9 Probability Review

A New Dataset

	income	education	county
1	$55k	13	orange
2	$25k	13	LA
3	$44k	16	san joaquin
4	$22k	14	orange
⋮
2271	$150k	16	stanislaus

Sample locations (made up)

We’ll do the same thing we’ve been doing, but for non-binary outcomes. Using data from the Current Population Survey, we’ll estimate the mean income in our population. Our population will be the set of California residents between the ages of 25 and 35 with at least an 8th-grade education.¹

Imagining a Population

We don’t have much information about the people in our population—except the ones in our sample. But, for the sake of visualization, I’ve made some up. We’ll put visualizations of this fake population on the left and visualizations of the (real) sample on the right.

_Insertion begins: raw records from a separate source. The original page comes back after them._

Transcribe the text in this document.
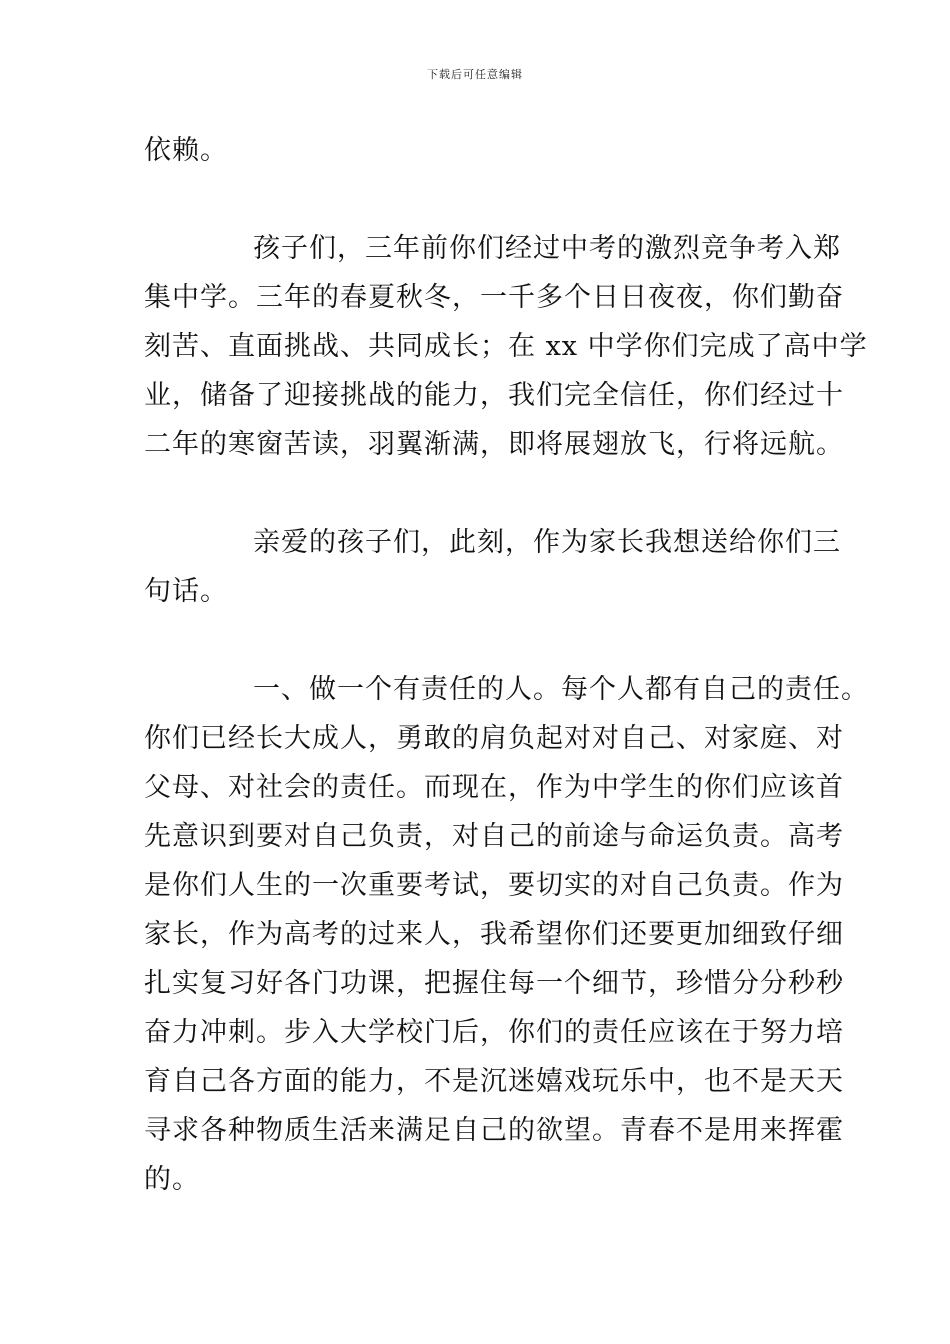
下载后可任意编辑
依赖。
孩子们，三年前你们经过中考的激烈竞争考入郑
集中学。三年的春夏秋冬，一千多个日日夜夜，你们勤奋
刻苦、直面挑战、共同成长；在 xx 中学你们完成了高中学
业，储备了迎接挑战的能力，我们完全信任，你们经过十
二年的寒窗苦读，羽翼渐满，即将展翅放飞，行将远航。
亲爱的孩子们，此刻，作为家长我想送给你们三
句话。
一、做一个有责任的人。每个人都有自己的责任。
你们已经长大成人，勇敢的肩负起对对自己、对家庭、对
父母、对社会的责任。而现在，作为中学生的你们应该首
先意识到要对自己负责，对自己的前途与命运负责。高考
是你们人生的一次重要考试，要切实的对自己负责。作为
家长，作为高考的过来人，我希望你们还要更加细致仔细
扎实复习好各门功课，把握住每一个细节，珍惜分分秒秒
奋力冲刺。步入大学校门后，你们的责任应该在于努力培
育自己各方面的能力，不是沉迷嬉戏玩乐中，也不是天天
寻求各种物质生活来满足自己的欲望。青春不是用来挥霍
的。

We’ll act as if our data were sampled, with replacement, from this population. Our working assumption: each dot on the right was chosen, from those on the left, by rolling a big die. That’s not quite right, but we’ll stick with it throughout the semester.

Sample and Population Means

One thing we often want to estimate is the mean of our population, \[ \mu = \frac{1}{m}\sum_{j=1}^m y_j. \] We’ll think of the mean in our sample as an estimate of it, \[ \hat \mu = \frac{1}{n}\sum_{i=1}^n Y_i. \]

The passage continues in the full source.